I read this passage and realized I was never a tomboy. I was just a human.
If I had a daughter I would make sure she knew she didn’t have to choose. She could be anything she wanted to be. She could be all of it.
But it wasn’t a girl.
I was having a boy. What would I do with a son?
I was discussing boys’ names with my mom. I liked the name Elliot.
My mom shuddered. She didn’t like the name. “You won't ever see a football player named Elliot.”
I felt a wave of heat as I always do when my mom says something inappropriate and I don’t know how to react. I wanted to tell her how ridiculous it is to judge a person based on his name. I wanted to tell her that being tough and macho are not traits we’re going to encourage in our son. I wanted to remind her that my husband and I think football is a dumb, dangerous sport and our son hopefully won’t be anywhere near it.
But because I’m 36 years old and still haven’t figured out how to have difficult conversations with my mother, I bit my tongue.
I always thought being a girl was hard but my mom’s comment made me realize boys have their own set of limitations that keep them from being fully human.
Boys are supposed to be strong, tough, stoic, competitive.
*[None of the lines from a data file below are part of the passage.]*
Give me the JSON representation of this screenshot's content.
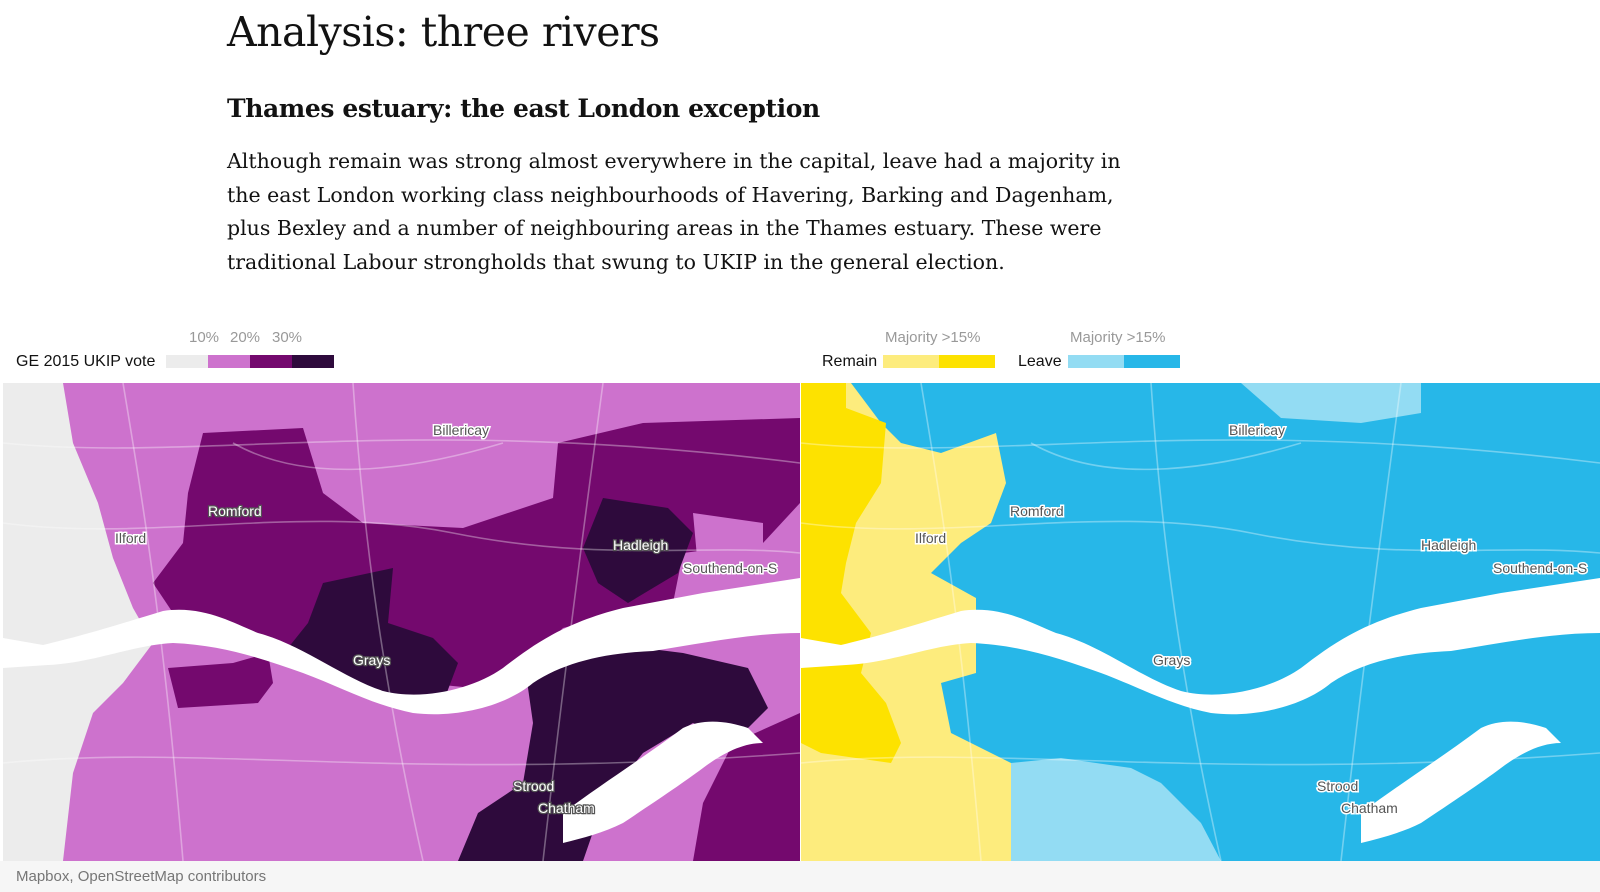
{
  "article": {
    "title": "Analysis: three rivers",
    "subtitle": "Thames estuary: the east London exception",
    "paragraph": "Although remain was strong almost everywhere in the capital, leave had a majority in the east London working class neighbourhoods of Havering, Barking and Dagenham, plus Bexley and a number of neighbouring areas in the Thames estuary. These were traditional Labour strongholds that swung to UKIP in the general election."
  },
  "legend_ukip": {
    "title": "GE 2015 UKIP vote",
    "ticks": [
      "10%",
      "20%",
      "30%"
    ],
    "colors": [
      "#ececec",
      "#cd72cd",
      "#74096e",
      "#2e0a3c"
    ]
  },
  "legend_remain": {
    "title": "Remain",
    "tick": "Majority >15%",
    "colors": [
      "#fdec7d",
      "#fde200"
    ]
  },
  "legend_leave": {
    "title": "Leave",
    "tick": "Majority >15%",
    "colors": [
      "#93dcf3",
      "#27b7e8"
    ]
  },
  "places": {
    "billericay": "Billericay",
    "romford": "Romford",
    "ilford": "Ilford",
    "hadleigh": "Hadleigh",
    "southend": "Southend-on-S",
    "grays": "Grays",
    "strood": "Strood",
    "chatham": "Chatham"
  },
  "water_color": "#ffffff",
  "credit": "Mapbox, OpenStreetMap contributors"
}
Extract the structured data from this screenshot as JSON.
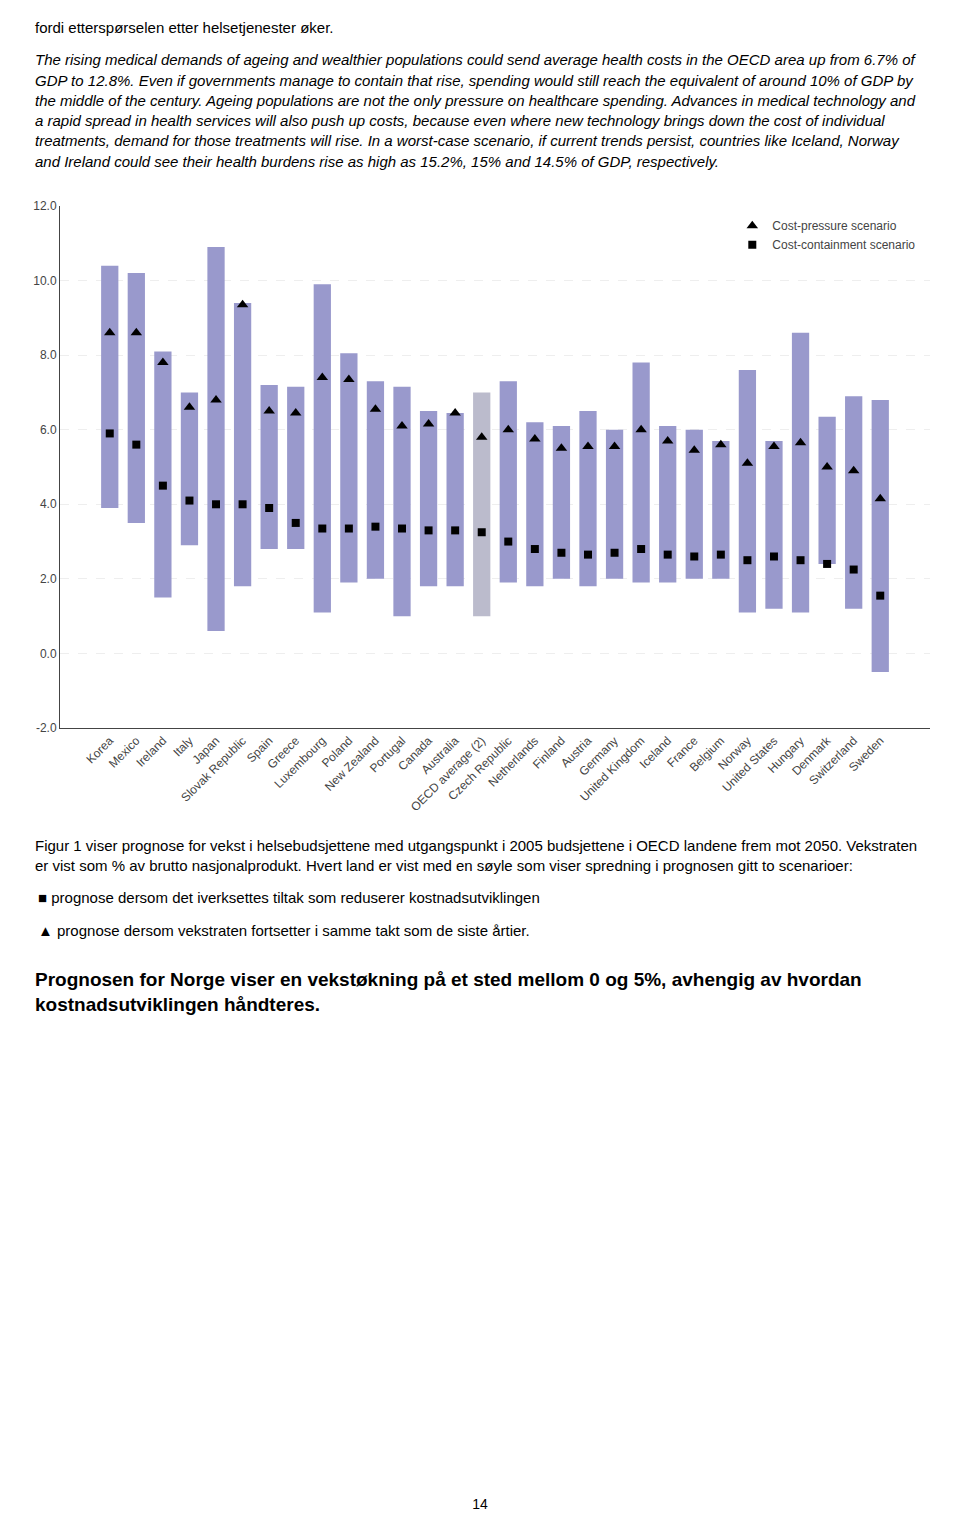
{
  "chart_data": {
    "type": "bar",
    "categories": [
      "Korea",
      "Mexico",
      "Ireland",
      "Italy",
      "Japan",
      "Slovak Republic",
      "Spain",
      "Greece",
      "Luxembourg",
      "Poland",
      "New Zealand",
      "Portugal",
      "Canada",
      "Australia",
      "OECD average (2)",
      "Czech Republic",
      "Netherlands",
      "Finland",
      "Austria",
      "Germany",
      "United Kingdom",
      "Iceland",
      "France",
      "Belgium",
      "Norway",
      "United States",
      "Hungary",
      "Denmark",
      "Switzerland",
      "Sweden"
    ],
    "series": [
      {
        "type": "bar",
        "low": [
          3.9,
          3.5,
          1.5,
          2.9,
          0.6,
          1.8,
          2.8,
          2.8,
          1.1,
          1.9,
          2.0,
          1.0,
          1.8,
          1.8,
          1.0,
          1.9,
          1.8,
          2.0,
          1.8,
          2.0,
          1.9,
          1.9,
          2.0,
          2.0,
          1.1,
          1.2,
          1.1,
          2.4,
          1.2,
          -0.5
        ],
        "high": [
          10.4,
          10.2,
          8.1,
          7.0,
          10.9,
          9.4,
          7.2,
          7.15,
          9.9,
          8.05,
          7.3,
          7.15,
          6.5,
          6.45,
          7.0,
          7.3,
          6.2,
          6.1,
          6.5,
          6.0,
          7.8,
          6.1,
          6.0,
          5.7,
          7.6,
          5.7,
          8.6,
          6.35,
          6.9,
          6.8
        ],
        "colors": [
          "#9999cc",
          "#9999cc",
          "#9999cc",
          "#9999cc",
          "#9999cc",
          "#9999cc",
          "#9999cc",
          "#9999cc",
          "#9999cc",
          "#9999cc",
          "#9999cc",
          "#9999cc",
          "#9999cc",
          "#9999cc",
          "#bbbbcc",
          "#9999cc",
          "#9999cc",
          "#9999cc",
          "#9999cc",
          "#9999cc",
          "#9999cc",
          "#9999cc",
          "#9999cc",
          "#9999cc",
          "#9999cc",
          "#9999cc",
          "#9999cc",
          "#9999cc",
          "#9999cc",
          "#9999cc"
        ]
      },
      {
        "type": "scatter",
        "name": "Cost-pressure scenario",
        "marker": "triangle-up",
        "color": "#000000",
        "values": [
          8.6,
          8.6,
          7.8,
          6.6,
          6.8,
          9.35,
          6.5,
          6.45,
          7.4,
          7.35,
          6.55,
          6.1,
          6.15,
          6.45,
          5.8,
          6.0,
          5.75,
          5.5,
          5.55,
          5.55,
          6.0,
          5.7,
          5.45,
          5.6,
          5.1,
          5.55,
          5.65,
          5.0,
          4.9,
          4.15
        ]
      },
      {
        "type": "scatter",
        "name": "Cost-containment scenario",
        "marker": "square",
        "color": "#000000",
        "values": [
          5.9,
          5.6,
          4.5,
          4.1,
          4.0,
          4.0,
          3.9,
          3.5,
          3.35,
          3.35,
          3.4,
          3.35,
          3.3,
          3.3,
          3.25,
          3.0,
          2.8,
          2.7,
          2.65,
          2.7,
          2.8,
          2.65,
          2.6,
          2.65,
          2.5,
          2.6,
          2.5,
          2.4,
          2.25,
          1.55
        ]
      }
    ],
    "ylim": [
      -2.0,
      12.0
    ],
    "yticks": [
      {
        "value": -2.0,
        "label": "-2.0"
      },
      {
        "value": 0.0,
        "label": "0.0"
      },
      {
        "value": 2.0,
        "label": "2.0"
      },
      {
        "value": 4.0,
        "label": "4.0"
      },
      {
        "value": 6.0,
        "label": "6.0"
      },
      {
        "value": 8.0,
        "label": "8.0"
      },
      {
        "value": 10.0,
        "label": "10.0"
      },
      {
        "value": 12.0,
        "label": "12.0"
      }
    ],
    "grid": true,
    "legend": "upper right",
    "annotations": [
      "fordi etterspørselen etter helsetjenester øker.",
      "The rising medical demands of ageing and wealthier populations could send average health costs in the OECD area up from 6.7% of GDP to 12.8%. Even if governments manage to contain that rise, spending would still reach the equivalent of around 10% of GDP by the middle of the century. Ageing populations are not the only pressure on healthcare spending. Advances in medical technology and a rapid spread in health services will also push up costs, because even where new technology brings down the cost of individual treatments, demand for those treatments will rise. In a worst-case scenario, if current trends persist, countries like Iceland, Norway and Ireland could see their health burdens rise as high as 15.2%, 15% and 14.5% of GDP, respectively.",
      "Figur 1 viser prognose for vekst i helsebudsjettene med utgangspunkt i 2005 budsjettene i OECD landene frem mot 2050.  Vekstraten er vist som % av brutto nasjonalprodukt. Hvert land er vist med en søyle som viser spredning i prognosen gitt to scenarioer:",
      "■ prognose dersom det iverksettes tiltak som reduserer kostnadsutviklingen",
      "▲ prognose dersom vekstraten fortsetter i samme takt som de siste årtier.",
      "Prognosen for Norge viser en vekstøkning på et sted mellom 0 og 5%, avhengig av hvordan kostnadsutviklingen håndteres.",
      "14"
    ]
  }
}
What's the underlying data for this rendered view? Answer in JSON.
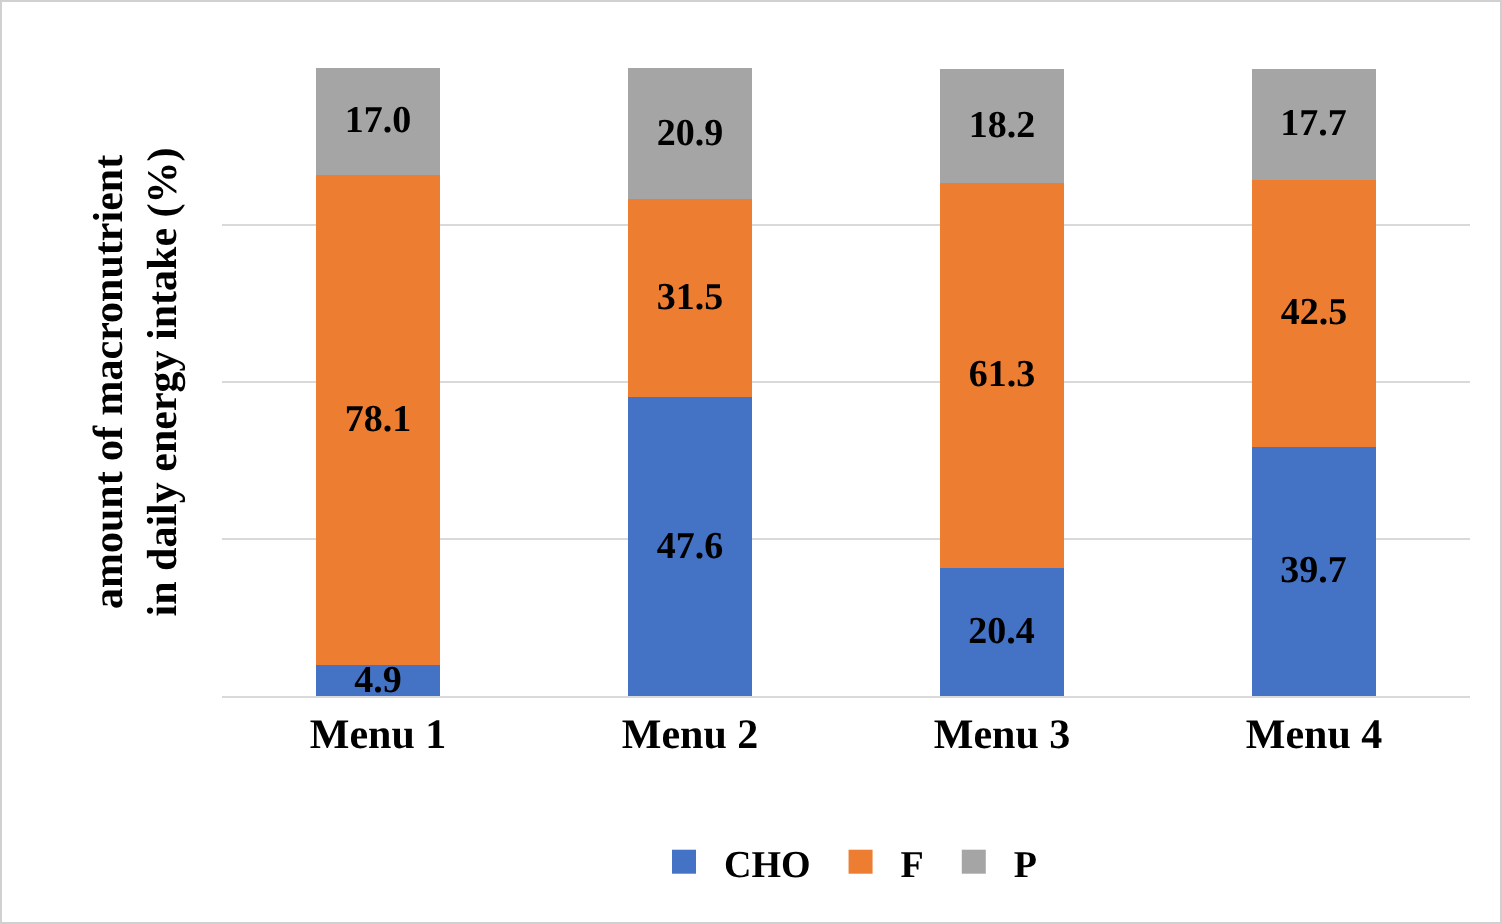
{
  "chart_data": {
    "type": "bar",
    "stacked": true,
    "ylabel": "amount of macronutrient in daily energy intake (%)",
    "categories": [
      "Menu 1",
      "Menu 2",
      "Menu 3",
      "Menu 4"
    ],
    "series": [
      {
        "name": "CHO",
        "color": "#4472c4",
        "values": [
          4.9,
          47.6,
          20.4,
          39.7
        ],
        "value_labels": [
          "4.9",
          "47.6",
          "20.4",
          "39.7"
        ]
      },
      {
        "name": "F",
        "color": "#ed7d31",
        "values": [
          78.1,
          31.5,
          61.3,
          42.5
        ],
        "value_labels": [
          "78.1",
          "31.5",
          "61.3",
          "42.5"
        ]
      },
      {
        "name": "P",
        "color": "#a5a5a5",
        "values": [
          17.0,
          20.9,
          18.2,
          17.7
        ],
        "value_labels": [
          "17.0",
          "20.9",
          "18.2",
          "17.7"
        ]
      }
    ],
    "ylim": [
      0,
      100
    ],
    "yticks": [
      {
        "value": 0,
        "label": null
      },
      {
        "value": 25,
        "label": null
      },
      {
        "value": 50,
        "label": null
      },
      {
        "value": 75,
        "label": null
      }
    ],
    "grid": "y",
    "legend": "bottom",
    "tick_labels": "x"
  }
}
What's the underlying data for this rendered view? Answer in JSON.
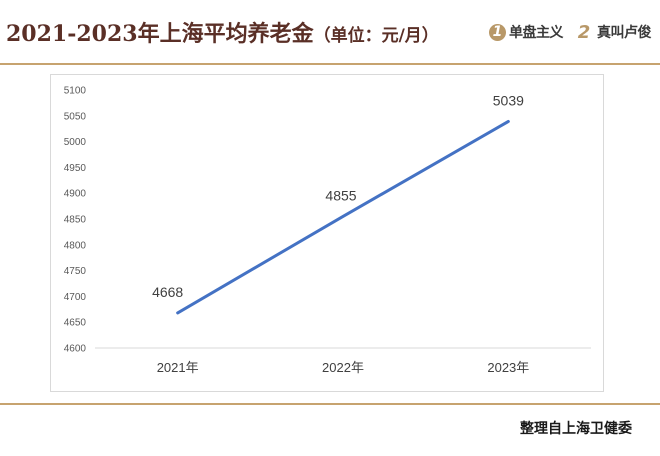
{
  "header": {
    "title": "2021-2023年上海平均养老金",
    "unit": "（单位：元/月）",
    "brand1": {
      "num": "1",
      "label": "单盘主义"
    },
    "brand2": {
      "num": "2",
      "label": "真叫卢俊"
    }
  },
  "footer": {
    "source": "整理自上海卫健委"
  },
  "chart_data": {
    "type": "line",
    "title": "2021-2023年上海平均养老金（单位：元/月）",
    "categories": [
      "2021年",
      "2022年",
      "2023年"
    ],
    "series": [
      {
        "values": [
          4668,
          4855,
          5039
        ],
        "color": "#4472c4"
      }
    ],
    "data_labels": [
      "4668",
      "4855",
      "5039"
    ],
    "ylim": [
      4600,
      5100
    ],
    "yticks": [
      4600,
      4650,
      4700,
      4750,
      4800,
      4850,
      4900,
      4950,
      5000,
      5050,
      5100
    ],
    "grid": false,
    "legend": "none"
  }
}
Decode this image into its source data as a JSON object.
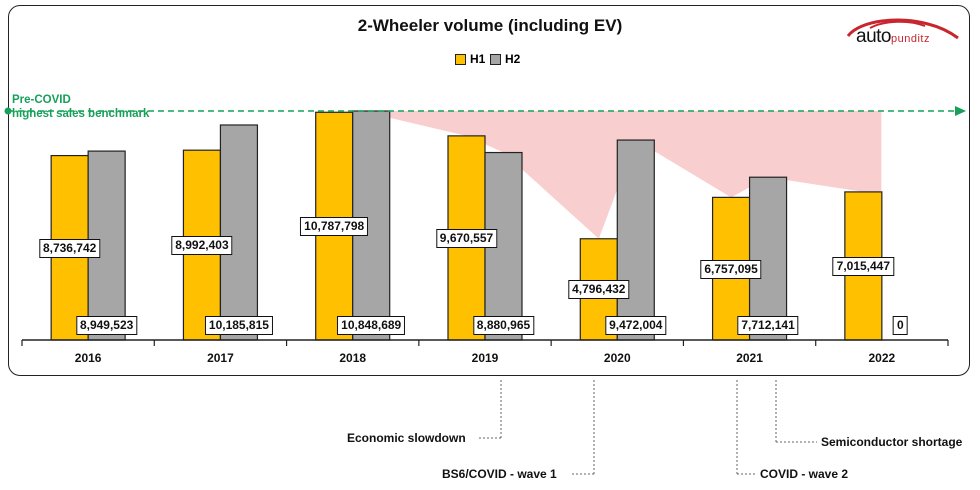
{
  "chart_data": {
    "type": "bar",
    "title": "2-Wheeler volume (including EV)",
    "categories": [
      "2016",
      "2017",
      "2018",
      "2019",
      "2020",
      "2021",
      "2022"
    ],
    "series": [
      {
        "name": "H1",
        "color": "#FFC000",
        "values": [
          8736742,
          8992403,
          10787798,
          9670557,
          4796432,
          6757095,
          7015447
        ],
        "labels": [
          "8,736,742",
          "8,992,403",
          "10,787,798",
          "9,670,557",
          "4,796,432",
          "6,757,095",
          "7,015,447"
        ]
      },
      {
        "name": "H2",
        "color": "#A6A6A6",
        "values": [
          8949523,
          10185815,
          10848689,
          8880965,
          9472004,
          7712141,
          0
        ],
        "labels": [
          "8,949,523",
          "10,185,815",
          "10,848,689",
          "8,880,965",
          "9,472,004",
          "7,712,141",
          "0"
        ]
      }
    ],
    "ylim": [
      0,
      10848689
    ],
    "benchmark": {
      "value": 10848689,
      "label_line1": "Pre-COVID",
      "label_line2": "highest sales benchmark",
      "color": "#17A05A"
    },
    "annotations": [
      {
        "text": "Economic slowdown",
        "category": "2019"
      },
      {
        "text": "BS6/COVID - wave 1",
        "category": "2020"
      },
      {
        "text": "COVID - wave 2",
        "category": "2021"
      },
      {
        "text": "Semiconductor shortage",
        "category": "2021"
      }
    ]
  },
  "logo": {
    "main": "auto",
    "sub": "punditz"
  }
}
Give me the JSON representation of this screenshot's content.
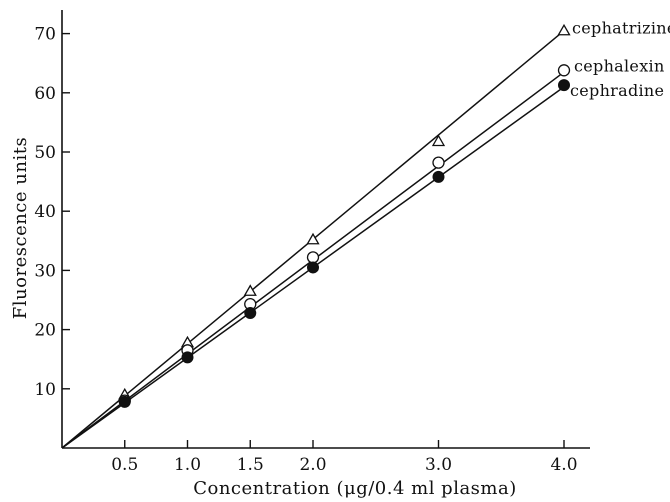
{
  "chart_data": {
    "type": "line",
    "title": "",
    "xlabel": "Concentration (μg/0.4 ml plasma)",
    "ylabel": "Fluorescence units",
    "xlim": [
      0,
      4.4
    ],
    "ylim": [
      0,
      74
    ],
    "x_ticks": [
      0.5,
      1.0,
      1.5,
      2.0,
      3.0,
      4.0
    ],
    "x_tick_labels": [
      "0.5",
      "1.0",
      "1.5",
      "2.0",
      "3.0",
      "4.0"
    ],
    "y_ticks": [
      10,
      20,
      30,
      40,
      50,
      60,
      70
    ],
    "y_tick_labels": [
      "10",
      "20",
      "30",
      "40",
      "50",
      "60",
      "70"
    ],
    "grid": false,
    "series": [
      {
        "name": "cephatrizine",
        "marker": "open-triangle",
        "line_from": [
          0,
          0
        ],
        "line_to": [
          4.0,
          70.5
        ],
        "points": [
          {
            "x": 0.5,
            "y": 9.0
          },
          {
            "x": 1.0,
            "y": 17.8
          },
          {
            "x": 1.5,
            "y": 26.5
          },
          {
            "x": 2.0,
            "y": 35.2
          },
          {
            "x": 3.0,
            "y": 51.8
          },
          {
            "x": 4.0,
            "y": 70.5
          }
        ]
      },
      {
        "name": "cephalexin",
        "marker": "open-circle",
        "line_from": [
          0,
          0
        ],
        "line_to": [
          4.0,
          63.5
        ],
        "points": [
          {
            "x": 0.5,
            "y": 8.0
          },
          {
            "x": 1.0,
            "y": 16.5
          },
          {
            "x": 1.5,
            "y": 24.3
          },
          {
            "x": 2.0,
            "y": 32.2
          },
          {
            "x": 3.0,
            "y": 48.2
          },
          {
            "x": 4.0,
            "y": 63.8
          }
        ]
      },
      {
        "name": "cephradine",
        "marker": "filled-circle",
        "line_from": [
          0,
          0
        ],
        "line_to": [
          4.0,
          61.0
        ],
        "points": [
          {
            "x": 0.5,
            "y": 7.8
          },
          {
            "x": 1.0,
            "y": 15.3
          },
          {
            "x": 1.5,
            "y": 22.8
          },
          {
            "x": 2.0,
            "y": 30.5
          },
          {
            "x": 3.0,
            "y": 45.8
          },
          {
            "x": 4.0,
            "y": 61.3
          }
        ]
      }
    ]
  }
}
Boys are not supposed to be soft, empathetic, quiet, vulnerable.
Doyle elaborates, “We tell them, 'Don't be these things, because these are feminine things to be. Be anything but feminine.’”
There is no such thing as feminine and masculine. They are all just traits. We can all be all of them. We should all be all of them.
I have about eight girlfriends I can talk to about anything. We share our deepest insecurities and doubts and fears. My husband has the same number of close friends, but when they hop on a call they talk about sports, politics, and what they’re putting on the grill that weekend. Sometimes I hear a tidbit of their conversations and think, God, Sam must be so bored.
And he is. He craves connection and deep conversation but he and his college buddies keep everything on a surface level.
Doyle concludes,
"It must be so lonely to be a man. It must be so difficult to carry by yourself all the things we were meant to help each other carry."
I shouldn’t be the only person my husband can talk to about real things. But I am.
My son is now 6 months old. He’s innocent and pure and perfect. He is not masculine or feminine. He just is. I owe it to him and to the world to raise a vulnerable, empathetic, and sensitive man.
Doyle suggests:
“Let's encourage real, vulnerable conversations among our sons and their friends. Let's ask about their feelings, relationships, hopes, and dreams so they don't become middle-aged men who feel permitted to discuss only sports, sex, news, and the weather."
I wanted a daughter. I thought I was meant to raise a daughter.
But I’m meant to raise a son. And I want to raise a son. So that when the teacher asks for a couple strong boys to volunteer, my son can raise his hand. And tell the teacher she should ask the girls, too.